Nobody Understands… (The Hard Conversation)

Being diagnosed can be a hard path. Doctors can misdiagnose IBS very easily, since there is no test for it directly. Everything kind of just ticks off the list and MAYBE what’s left is IBS. That path can be riddled with intrusive test like scopes, blood profiles (In some cases, blood must be drawn several times), sonograms and samples. It can be hard to explain to people what you’re going through. Not only what you’re experiencing, but the tests you have to take. But, it’s a necessary conversation to have. But, where do you start?

Understand what is happening.

So many people don’t feel comfortable talking to their doctors. So, you have a choice to make. Ask your doctor or research on your own. I would recommend both.
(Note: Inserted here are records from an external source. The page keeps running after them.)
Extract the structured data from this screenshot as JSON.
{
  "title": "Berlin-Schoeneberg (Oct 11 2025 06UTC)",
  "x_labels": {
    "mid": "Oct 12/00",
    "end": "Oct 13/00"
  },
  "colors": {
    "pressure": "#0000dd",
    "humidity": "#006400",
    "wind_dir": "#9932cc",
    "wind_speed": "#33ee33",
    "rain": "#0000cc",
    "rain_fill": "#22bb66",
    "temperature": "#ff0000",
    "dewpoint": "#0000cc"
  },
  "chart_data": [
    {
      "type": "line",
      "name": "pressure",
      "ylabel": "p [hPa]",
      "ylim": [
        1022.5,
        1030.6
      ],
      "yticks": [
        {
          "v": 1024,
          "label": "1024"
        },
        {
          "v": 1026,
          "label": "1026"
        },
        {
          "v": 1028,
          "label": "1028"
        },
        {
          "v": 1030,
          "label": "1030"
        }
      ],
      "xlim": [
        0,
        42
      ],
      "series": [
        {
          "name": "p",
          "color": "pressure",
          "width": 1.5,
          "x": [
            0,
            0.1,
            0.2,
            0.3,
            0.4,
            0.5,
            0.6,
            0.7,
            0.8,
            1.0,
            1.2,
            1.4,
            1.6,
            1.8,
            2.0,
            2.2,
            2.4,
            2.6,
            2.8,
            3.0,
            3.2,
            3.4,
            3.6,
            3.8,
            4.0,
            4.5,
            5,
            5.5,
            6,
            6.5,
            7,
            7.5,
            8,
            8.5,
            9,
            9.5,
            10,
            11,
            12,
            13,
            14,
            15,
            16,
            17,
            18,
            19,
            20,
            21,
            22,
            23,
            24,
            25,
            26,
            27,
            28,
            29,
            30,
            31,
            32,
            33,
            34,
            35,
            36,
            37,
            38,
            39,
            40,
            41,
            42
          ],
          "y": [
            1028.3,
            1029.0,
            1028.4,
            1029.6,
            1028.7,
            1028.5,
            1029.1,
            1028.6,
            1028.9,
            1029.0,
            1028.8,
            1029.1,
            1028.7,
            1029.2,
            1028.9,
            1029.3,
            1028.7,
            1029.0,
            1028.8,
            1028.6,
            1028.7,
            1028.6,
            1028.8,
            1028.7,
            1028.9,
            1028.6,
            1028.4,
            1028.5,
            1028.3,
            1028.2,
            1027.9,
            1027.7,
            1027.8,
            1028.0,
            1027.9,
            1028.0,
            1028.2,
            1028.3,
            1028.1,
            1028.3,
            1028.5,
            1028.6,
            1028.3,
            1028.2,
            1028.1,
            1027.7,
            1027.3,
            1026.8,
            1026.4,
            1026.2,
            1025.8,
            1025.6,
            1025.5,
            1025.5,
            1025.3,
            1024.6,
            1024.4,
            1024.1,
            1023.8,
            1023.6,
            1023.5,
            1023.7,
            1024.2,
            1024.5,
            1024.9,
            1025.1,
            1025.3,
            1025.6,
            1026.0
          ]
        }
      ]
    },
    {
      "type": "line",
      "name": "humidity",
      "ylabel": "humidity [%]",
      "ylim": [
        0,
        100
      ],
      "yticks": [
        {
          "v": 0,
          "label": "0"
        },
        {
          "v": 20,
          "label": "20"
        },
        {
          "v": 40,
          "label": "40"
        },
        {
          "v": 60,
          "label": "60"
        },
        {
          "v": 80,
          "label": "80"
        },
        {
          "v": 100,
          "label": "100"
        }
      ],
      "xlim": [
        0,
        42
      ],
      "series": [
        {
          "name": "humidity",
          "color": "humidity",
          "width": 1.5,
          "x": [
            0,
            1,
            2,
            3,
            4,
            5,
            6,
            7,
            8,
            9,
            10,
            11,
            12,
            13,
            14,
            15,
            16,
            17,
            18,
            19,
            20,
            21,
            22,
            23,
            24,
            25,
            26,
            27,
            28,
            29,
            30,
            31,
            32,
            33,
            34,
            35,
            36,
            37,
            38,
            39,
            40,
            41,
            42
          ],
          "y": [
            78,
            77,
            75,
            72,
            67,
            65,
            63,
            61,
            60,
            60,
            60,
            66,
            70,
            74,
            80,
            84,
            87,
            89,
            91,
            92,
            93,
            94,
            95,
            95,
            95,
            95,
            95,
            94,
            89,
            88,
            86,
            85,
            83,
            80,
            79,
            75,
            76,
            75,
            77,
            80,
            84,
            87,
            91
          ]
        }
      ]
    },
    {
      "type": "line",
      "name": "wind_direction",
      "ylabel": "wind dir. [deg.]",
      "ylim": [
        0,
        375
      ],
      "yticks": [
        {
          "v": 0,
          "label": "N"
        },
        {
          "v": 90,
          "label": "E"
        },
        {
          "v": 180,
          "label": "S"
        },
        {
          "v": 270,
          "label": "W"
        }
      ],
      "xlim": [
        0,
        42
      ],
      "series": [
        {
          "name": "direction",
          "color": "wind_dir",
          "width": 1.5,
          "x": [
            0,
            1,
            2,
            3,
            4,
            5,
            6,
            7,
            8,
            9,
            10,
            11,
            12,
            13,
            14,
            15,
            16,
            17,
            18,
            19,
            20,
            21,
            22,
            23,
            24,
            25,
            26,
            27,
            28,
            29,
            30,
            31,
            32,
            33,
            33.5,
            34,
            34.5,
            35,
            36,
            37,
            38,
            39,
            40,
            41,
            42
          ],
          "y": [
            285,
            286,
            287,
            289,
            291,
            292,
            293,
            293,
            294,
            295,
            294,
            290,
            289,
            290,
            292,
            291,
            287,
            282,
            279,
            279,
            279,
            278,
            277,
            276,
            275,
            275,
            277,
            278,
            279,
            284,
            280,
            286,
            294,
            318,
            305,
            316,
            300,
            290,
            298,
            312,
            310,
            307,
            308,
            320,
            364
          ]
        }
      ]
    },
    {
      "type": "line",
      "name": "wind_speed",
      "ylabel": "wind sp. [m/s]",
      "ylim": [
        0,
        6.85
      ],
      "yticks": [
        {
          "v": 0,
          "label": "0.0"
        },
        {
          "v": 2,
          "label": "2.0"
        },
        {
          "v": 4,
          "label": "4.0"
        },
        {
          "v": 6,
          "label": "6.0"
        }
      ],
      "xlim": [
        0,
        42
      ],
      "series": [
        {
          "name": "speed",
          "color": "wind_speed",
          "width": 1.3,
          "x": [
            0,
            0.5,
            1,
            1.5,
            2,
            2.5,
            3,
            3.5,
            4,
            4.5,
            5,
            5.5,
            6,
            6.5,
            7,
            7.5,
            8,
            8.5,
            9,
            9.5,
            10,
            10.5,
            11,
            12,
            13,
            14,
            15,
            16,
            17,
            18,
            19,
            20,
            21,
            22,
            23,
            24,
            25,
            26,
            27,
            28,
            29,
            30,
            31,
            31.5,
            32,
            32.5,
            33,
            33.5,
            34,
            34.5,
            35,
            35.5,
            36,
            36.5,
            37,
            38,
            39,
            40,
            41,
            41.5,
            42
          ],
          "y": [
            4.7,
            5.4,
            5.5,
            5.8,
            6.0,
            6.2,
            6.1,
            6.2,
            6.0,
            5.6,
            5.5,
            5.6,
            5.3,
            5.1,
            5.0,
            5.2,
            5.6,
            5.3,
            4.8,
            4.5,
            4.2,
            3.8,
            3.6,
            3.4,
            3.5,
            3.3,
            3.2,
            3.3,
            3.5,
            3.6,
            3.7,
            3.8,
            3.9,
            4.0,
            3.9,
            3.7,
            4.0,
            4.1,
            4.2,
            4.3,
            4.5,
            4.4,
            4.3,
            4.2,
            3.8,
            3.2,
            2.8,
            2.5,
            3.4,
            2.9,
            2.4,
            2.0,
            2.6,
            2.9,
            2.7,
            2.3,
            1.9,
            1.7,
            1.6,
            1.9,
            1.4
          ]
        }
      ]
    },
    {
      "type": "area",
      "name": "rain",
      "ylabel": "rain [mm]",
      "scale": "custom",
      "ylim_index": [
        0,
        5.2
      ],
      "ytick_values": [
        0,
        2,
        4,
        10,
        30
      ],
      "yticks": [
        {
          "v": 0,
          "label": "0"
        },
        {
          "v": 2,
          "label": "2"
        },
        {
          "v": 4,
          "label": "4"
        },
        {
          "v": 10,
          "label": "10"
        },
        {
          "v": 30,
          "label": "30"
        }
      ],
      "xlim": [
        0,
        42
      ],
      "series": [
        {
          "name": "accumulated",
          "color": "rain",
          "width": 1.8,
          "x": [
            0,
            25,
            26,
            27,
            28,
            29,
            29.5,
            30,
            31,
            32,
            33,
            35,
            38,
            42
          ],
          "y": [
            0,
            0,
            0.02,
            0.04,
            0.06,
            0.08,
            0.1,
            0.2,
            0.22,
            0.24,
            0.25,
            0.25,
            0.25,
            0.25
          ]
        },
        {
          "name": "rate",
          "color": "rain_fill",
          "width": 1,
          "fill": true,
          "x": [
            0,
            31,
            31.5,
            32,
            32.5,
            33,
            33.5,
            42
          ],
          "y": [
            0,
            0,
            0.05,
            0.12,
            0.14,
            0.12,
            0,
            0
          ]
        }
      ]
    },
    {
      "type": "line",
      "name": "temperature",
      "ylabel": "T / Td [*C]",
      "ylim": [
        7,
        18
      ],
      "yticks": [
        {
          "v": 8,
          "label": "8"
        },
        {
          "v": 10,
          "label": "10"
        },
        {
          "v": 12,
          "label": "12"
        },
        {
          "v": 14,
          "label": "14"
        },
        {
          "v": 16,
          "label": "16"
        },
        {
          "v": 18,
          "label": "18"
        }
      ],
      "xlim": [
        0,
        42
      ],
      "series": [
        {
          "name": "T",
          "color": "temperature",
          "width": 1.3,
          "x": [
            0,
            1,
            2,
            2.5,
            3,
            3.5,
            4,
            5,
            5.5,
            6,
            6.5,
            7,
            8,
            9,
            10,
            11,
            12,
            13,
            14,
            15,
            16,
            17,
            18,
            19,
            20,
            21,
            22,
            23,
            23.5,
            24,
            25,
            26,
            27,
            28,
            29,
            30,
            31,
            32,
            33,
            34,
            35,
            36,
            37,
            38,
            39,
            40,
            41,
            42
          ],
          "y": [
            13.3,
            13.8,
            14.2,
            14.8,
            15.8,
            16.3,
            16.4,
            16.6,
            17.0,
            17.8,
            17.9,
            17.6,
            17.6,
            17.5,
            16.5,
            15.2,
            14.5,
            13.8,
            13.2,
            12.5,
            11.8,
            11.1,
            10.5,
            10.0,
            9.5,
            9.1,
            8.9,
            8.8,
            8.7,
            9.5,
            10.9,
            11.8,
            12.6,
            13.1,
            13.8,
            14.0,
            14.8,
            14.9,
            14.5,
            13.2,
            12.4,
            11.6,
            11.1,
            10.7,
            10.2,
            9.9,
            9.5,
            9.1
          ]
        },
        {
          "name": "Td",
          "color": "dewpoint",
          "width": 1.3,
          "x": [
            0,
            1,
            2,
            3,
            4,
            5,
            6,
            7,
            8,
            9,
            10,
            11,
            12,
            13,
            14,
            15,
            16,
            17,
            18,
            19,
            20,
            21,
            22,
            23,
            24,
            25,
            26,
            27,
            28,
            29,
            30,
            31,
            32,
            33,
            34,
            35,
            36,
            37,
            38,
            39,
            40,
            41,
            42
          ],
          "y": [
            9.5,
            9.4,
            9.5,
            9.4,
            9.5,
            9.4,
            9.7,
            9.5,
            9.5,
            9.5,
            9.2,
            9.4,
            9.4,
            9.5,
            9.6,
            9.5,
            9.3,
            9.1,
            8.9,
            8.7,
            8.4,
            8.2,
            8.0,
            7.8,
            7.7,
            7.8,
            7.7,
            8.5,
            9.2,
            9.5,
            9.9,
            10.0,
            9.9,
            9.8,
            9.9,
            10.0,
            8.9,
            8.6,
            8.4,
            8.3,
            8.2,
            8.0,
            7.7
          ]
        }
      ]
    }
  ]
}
Perhaps you should ask your doctor for an email address you can send them questions to. Sometimes, it can be easier to ask a question when you aren’t face to face with someone. Also, understand that your IBS can be different from other people’s. You’ll want to know what is going on in your body. It will help you understand flares and it will help you explain to others better. The better you can explain and they understand, the better the support you’ll get.

Tell your Friends and Family.

Let your immediate family know what is going on. This is a health issue and can range in severity. You’ll need to tell them the symptoms you’re having, the tests you’ve done and what you need from them. Set aside time, a big chunk of it. Maybe have tea or a snack, but you’ll surely want a quiet and secluded spot. You don’t want to be rushed and you want to be able to have a REAL conversation about this. Maybe have a list of topics you want to cover or things you need during a flare. Be prepared for questions. They will want to know what you’ve tried, who you’ve talked to and what your plans are. It’s a good idea to know what kind of support you’ll need from them. Don’t be afraid to talk to them. Approach it with an open mind and a caring and informative angle. You have information they need, but it is also a delicate topic.

Join groups.

Facebook has some groups for people with IBS. These can be good places to learn more. You’ll see problems that other people have and they might apply to you later. Also, they will help you research more. Learning more  is never a bad thing. They can also help when you feel frustrated. There are a lot of people who can’t find the support that they need from friends and family. They are usually able to find some sort of help in these groups.